I have a biometric system that outputs a distribution of scores that resembles a Gaussian distribution (similar to the example graph in the following link: LINK). My point of confusion is how I calculate the False Acceptance Rate. How does threshold factor into the whole problem?


Just to add to other responses, here is a brief recap' on terminology.

For any biometric or classification system, the main performance indicator is the receiver operating characteristic (ROC) curve, which is a plot of true acceptance rate (TAR=1-FRR, the false rejection rate) against false acceptance rate (FAR), which is computed as the number of false instances classified as positive among all intruder and impostor cases.
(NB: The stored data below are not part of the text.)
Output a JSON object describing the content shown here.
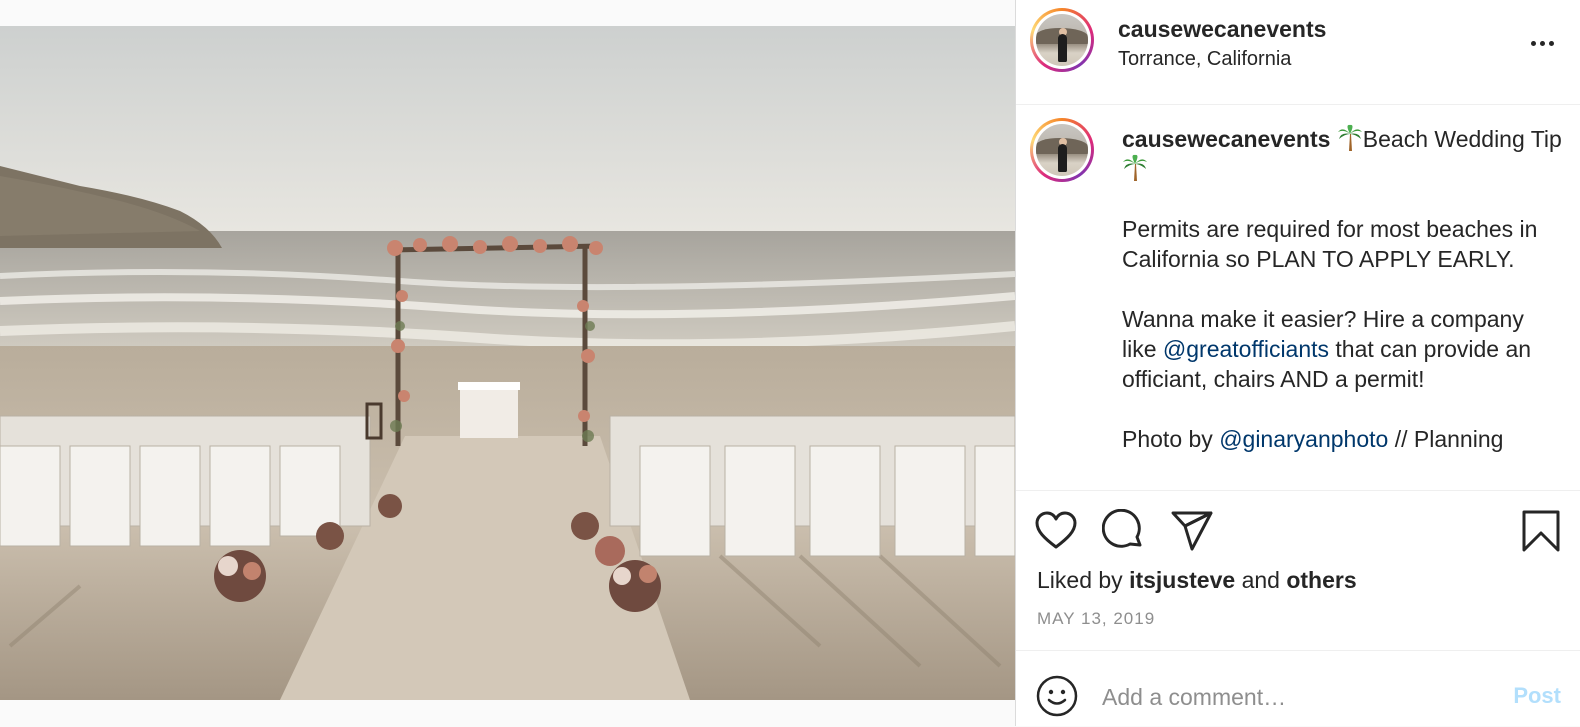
{
  "post": {
    "author": "causewecanevents",
    "location": "Torrance, California"
  },
  "caption": {
    "username": "causewecanevents",
    "title_line_1": "Beach",
    "title_line_2": "Wedding Tip",
    "para1": "Permits are required for most beaches in California so PLAN TO APPLY EARLY.",
    "para2_pre": "Wanna make it easier? Hire a company like",
    "para2_mention": "@greatofficiants",
    "para2_post": "that can provide an officiant, chairs AND a permit!",
    "para3_pre": "Photo by",
    "para3_mention": "@ginaryanphoto",
    "para3_post": "// Planning"
  },
  "likes": {
    "prefix": "Liked by",
    "user": "itsjusteve",
    "conjunction": "and",
    "others": "others"
  },
  "date": "MAY 13, 2019",
  "comment": {
    "placeholder": "Add a comment…",
    "post_label": "Post"
  },
  "icons": {
    "more": "more-icon",
    "like": "heart-icon",
    "comment": "comment-icon",
    "share": "paper-plane-icon",
    "save": "bookmark-icon",
    "emoji": "smiley-icon",
    "palm": "palm-tree-emoji"
  },
  "colors": {
    "mention": "#00376b",
    "post_button_disabled": "#b2dffc",
    "muted": "#8e8e8e",
    "text": "#262626"
  }
}
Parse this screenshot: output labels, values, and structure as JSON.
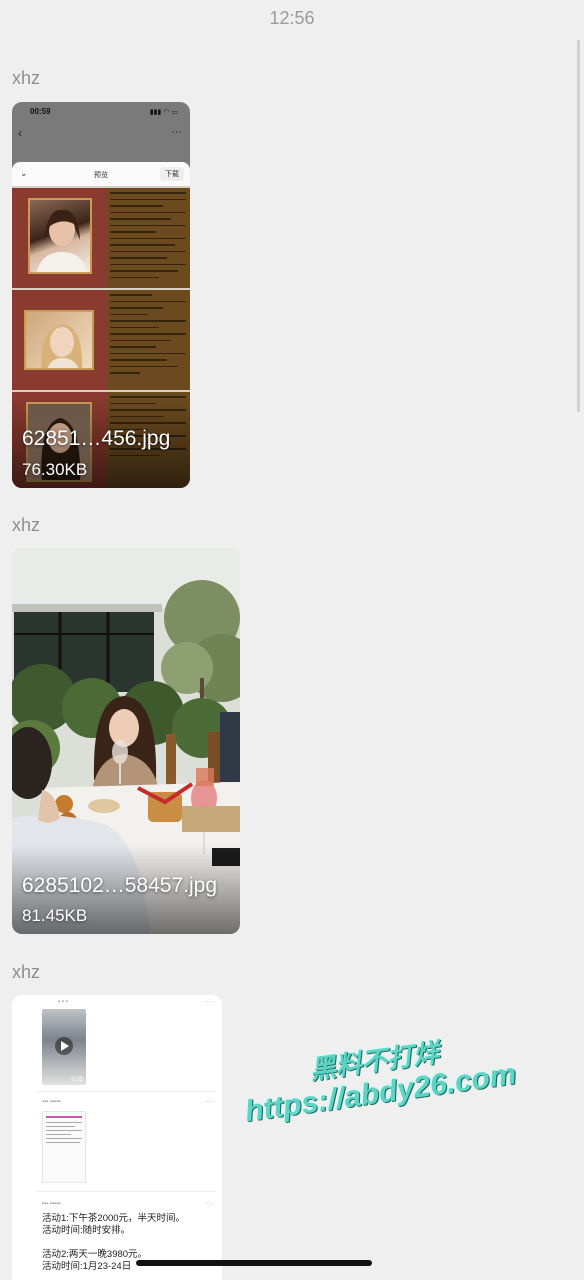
{
  "status_bar": {
    "time": "12:56"
  },
  "messages": [
    {
      "sender": "xhz",
      "file_name": "62851…456.jpg",
      "file_size": "76.30KB",
      "preview": {
        "time": "00:59",
        "sheet_title": "预览",
        "download_label": "下载"
      }
    },
    {
      "sender": "xhz",
      "file_name": "6285102…58457.jpg",
      "file_size": "81.45KB"
    },
    {
      "sender": "xhz",
      "preview": {
        "video_duration": "0:35",
        "line1": "活动1:下午茶2000元，半天时间。",
        "line2": "活动时间:随时安排。",
        "line3": "活动2:两天一晚3980元。",
        "line4": "活动时间:1月23-24日"
      }
    }
  ],
  "watermark": {
    "line1": "黑料不打烊",
    "line2": "https://abdy26.com"
  },
  "colors": {
    "background": "#efefef",
    "sender_text": "#8e8e8e",
    "watermark": "#5fd3c4"
  }
}
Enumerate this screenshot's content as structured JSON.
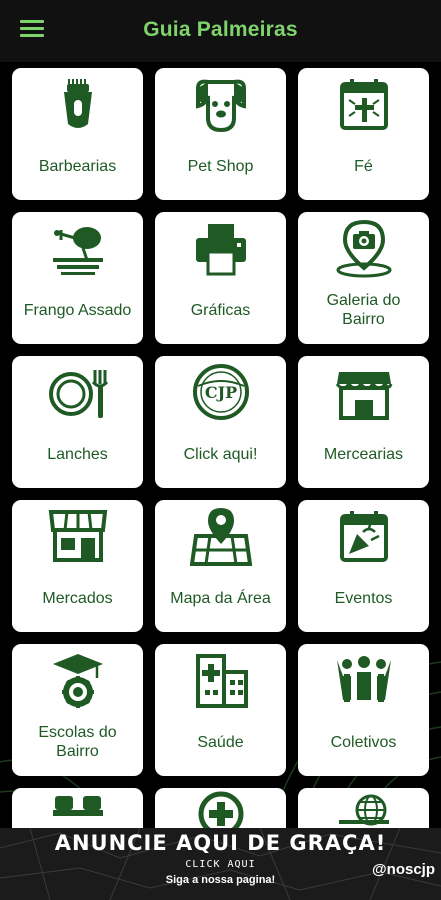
{
  "app": {
    "title": "Guia Palmeiras",
    "menu_icon": "hamburger-menu-icon",
    "accent_color": "#7fd36b",
    "tile_icon_color": "#1f5a25"
  },
  "tiles": [
    {
      "label": "Barbearias",
      "icon": "hair-clipper-icon"
    },
    {
      "label": "Pet Shop",
      "icon": "dog-icon"
    },
    {
      "label": "Fé",
      "icon": "calendar-cross-icon"
    },
    {
      "label": "Frango Assado",
      "icon": "roast-chicken-icon"
    },
    {
      "label": "Gráficas",
      "icon": "printer-icon"
    },
    {
      "label": "Galeria do\nBairro",
      "icon": "camera-pin-icon"
    },
    {
      "label": "Lanches",
      "icon": "plate-fork-icon"
    },
    {
      "label": "Click aqui!",
      "icon": "cjp-logo-icon"
    },
    {
      "label": "Mercearias",
      "icon": "storefront-icon"
    },
    {
      "label": "Mercados",
      "icon": "market-icon"
    },
    {
      "label": "Mapa da Área",
      "icon": "map-pin-icon"
    },
    {
      "label": "Eventos",
      "icon": "calendar-party-icon"
    },
    {
      "label": "Escolas do\nBairro",
      "icon": "graduation-gear-icon"
    },
    {
      "label": "Saúde",
      "icon": "hospital-icon"
    },
    {
      "label": "Coletivos",
      "icon": "group-people-icon"
    },
    {
      "label": "",
      "icon": "partial-icon"
    },
    {
      "label": "",
      "icon": "medical-plus-icon"
    },
    {
      "label": "",
      "icon": "globe-icon"
    }
  ],
  "cjp_logo_text": "CJP",
  "banner": {
    "headline": "ANUNCIE AQUI  DE GRAÇA!",
    "click": "CLICK AQUI",
    "subtitle": "Siga a nossa pagina!",
    "handle": "@noscjp"
  }
}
The closer the curve is to the top left corner, the better it is (this corresponds to maximizing the so-called area under the curve or AUC). Generally, such curves are generated offline from a database of previous records. In the biometric literature, FAR is sometimes defined such that the "impostor" makes zero effort to obtain a match. Here, I'm roughly quoting Biometrics, from Boulgouris et al. (chap. 26).

So, you may choose your cutoff by using standard ROC tools (search for "ROC analysis" on Rseek) to find the best compromise between FAR and TAR (this is not necessarily that cutoff that maximizes the AUC, it depends on your objectives).

Now, as has been highlighted in other responses, this compromise between FAR and TAR led to similar interpretation in psychophysics, classification, or biomedical science. It's just a matter of terminology, and we often speak of Hit rate vs. False Alarm rate; sensibility vs. specificty.


Here are some pictures to complement other responses, which I hope will help you to draw the parallel with decision theory and statistical testing.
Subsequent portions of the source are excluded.